|For us, it’s EDI and not DEI. While both of these acronyms describe the concepts of diversity, equity and inclusion, we prefer to use the term EDI because it places equity before diversity and inclusion, to emphasise its importance.|
Multiple studies have proven that diverse teams drive better business performance and organisations with greater diversity become more resilient and innovative. And inclusion is required for diverse groups to thrive. But where should the starting point be to achieving this? There’s little point in considering how to recruit a more diverse workforce, nor how to ensure talented individuals from different backgrounds are fully included, if your organisation has not yet considered what different people need to be successful. And to do that, you need to lead with equity.
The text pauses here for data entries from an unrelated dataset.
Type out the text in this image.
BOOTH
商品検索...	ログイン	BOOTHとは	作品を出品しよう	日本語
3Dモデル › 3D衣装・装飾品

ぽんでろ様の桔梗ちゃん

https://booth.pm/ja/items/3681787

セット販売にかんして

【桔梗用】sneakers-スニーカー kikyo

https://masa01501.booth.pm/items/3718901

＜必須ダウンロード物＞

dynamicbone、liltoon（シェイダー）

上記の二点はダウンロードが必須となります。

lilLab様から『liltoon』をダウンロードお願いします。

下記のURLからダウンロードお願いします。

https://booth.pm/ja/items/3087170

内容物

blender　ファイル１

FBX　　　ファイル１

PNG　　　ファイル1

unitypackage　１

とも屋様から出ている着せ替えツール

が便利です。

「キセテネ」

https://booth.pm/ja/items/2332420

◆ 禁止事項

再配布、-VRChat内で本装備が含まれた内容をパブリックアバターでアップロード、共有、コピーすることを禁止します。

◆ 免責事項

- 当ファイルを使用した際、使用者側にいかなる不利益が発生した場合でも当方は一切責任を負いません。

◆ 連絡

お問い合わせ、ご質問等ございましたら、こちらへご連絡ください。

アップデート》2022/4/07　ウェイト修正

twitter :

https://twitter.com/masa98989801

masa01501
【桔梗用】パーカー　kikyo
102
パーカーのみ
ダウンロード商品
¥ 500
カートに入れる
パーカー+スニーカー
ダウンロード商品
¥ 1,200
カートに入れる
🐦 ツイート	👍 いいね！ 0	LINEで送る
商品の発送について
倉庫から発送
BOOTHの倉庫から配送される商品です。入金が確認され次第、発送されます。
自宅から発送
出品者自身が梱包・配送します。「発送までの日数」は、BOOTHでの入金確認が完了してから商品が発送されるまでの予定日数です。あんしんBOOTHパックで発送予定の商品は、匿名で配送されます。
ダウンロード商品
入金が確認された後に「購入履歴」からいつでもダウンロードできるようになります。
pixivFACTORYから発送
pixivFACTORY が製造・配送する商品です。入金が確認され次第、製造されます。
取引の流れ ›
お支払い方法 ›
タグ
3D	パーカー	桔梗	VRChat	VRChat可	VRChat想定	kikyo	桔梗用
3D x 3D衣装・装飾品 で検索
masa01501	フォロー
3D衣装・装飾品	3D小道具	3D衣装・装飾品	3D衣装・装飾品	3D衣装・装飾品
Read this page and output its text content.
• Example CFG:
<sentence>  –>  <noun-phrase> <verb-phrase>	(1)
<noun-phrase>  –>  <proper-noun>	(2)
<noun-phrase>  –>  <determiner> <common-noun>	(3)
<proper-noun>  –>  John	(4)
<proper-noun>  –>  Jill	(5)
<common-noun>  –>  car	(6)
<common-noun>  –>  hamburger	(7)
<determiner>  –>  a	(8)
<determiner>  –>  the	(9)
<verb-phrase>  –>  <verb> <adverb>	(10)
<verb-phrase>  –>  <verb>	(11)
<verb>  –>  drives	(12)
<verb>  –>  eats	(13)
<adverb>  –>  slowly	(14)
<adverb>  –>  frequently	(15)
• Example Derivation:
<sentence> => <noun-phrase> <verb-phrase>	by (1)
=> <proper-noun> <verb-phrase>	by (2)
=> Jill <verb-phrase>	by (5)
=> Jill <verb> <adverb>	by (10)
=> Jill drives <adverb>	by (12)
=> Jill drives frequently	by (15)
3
Elevating equity is critical because even in organisations that are both diverse and inclusive, individuals who come from different backgrounds can still run into policies, practices, or assumptions that prevent them from being fully engaged, supported, and able to reach their potential, especially when layers of intersectionality are additional impacting factors.
That’s why rather than DEI (diversity, equity and inclusion), at Inclusive Recruiting we prefer to say EDI – placing equity as the first consideration.
When it comes to EDI vs. DEI, without a focus on equity, well-intentioned diversity initiatives can appear disingenuous. Ensuring your organisational practices and policies are equitable is essential to the sustainability of your investments in diversity and inclusion – and ultimately, your ability to create belonging and retain top talent.
Leading with equity is about recognising that different people have different needs and being committed to giving people what they need to succeed.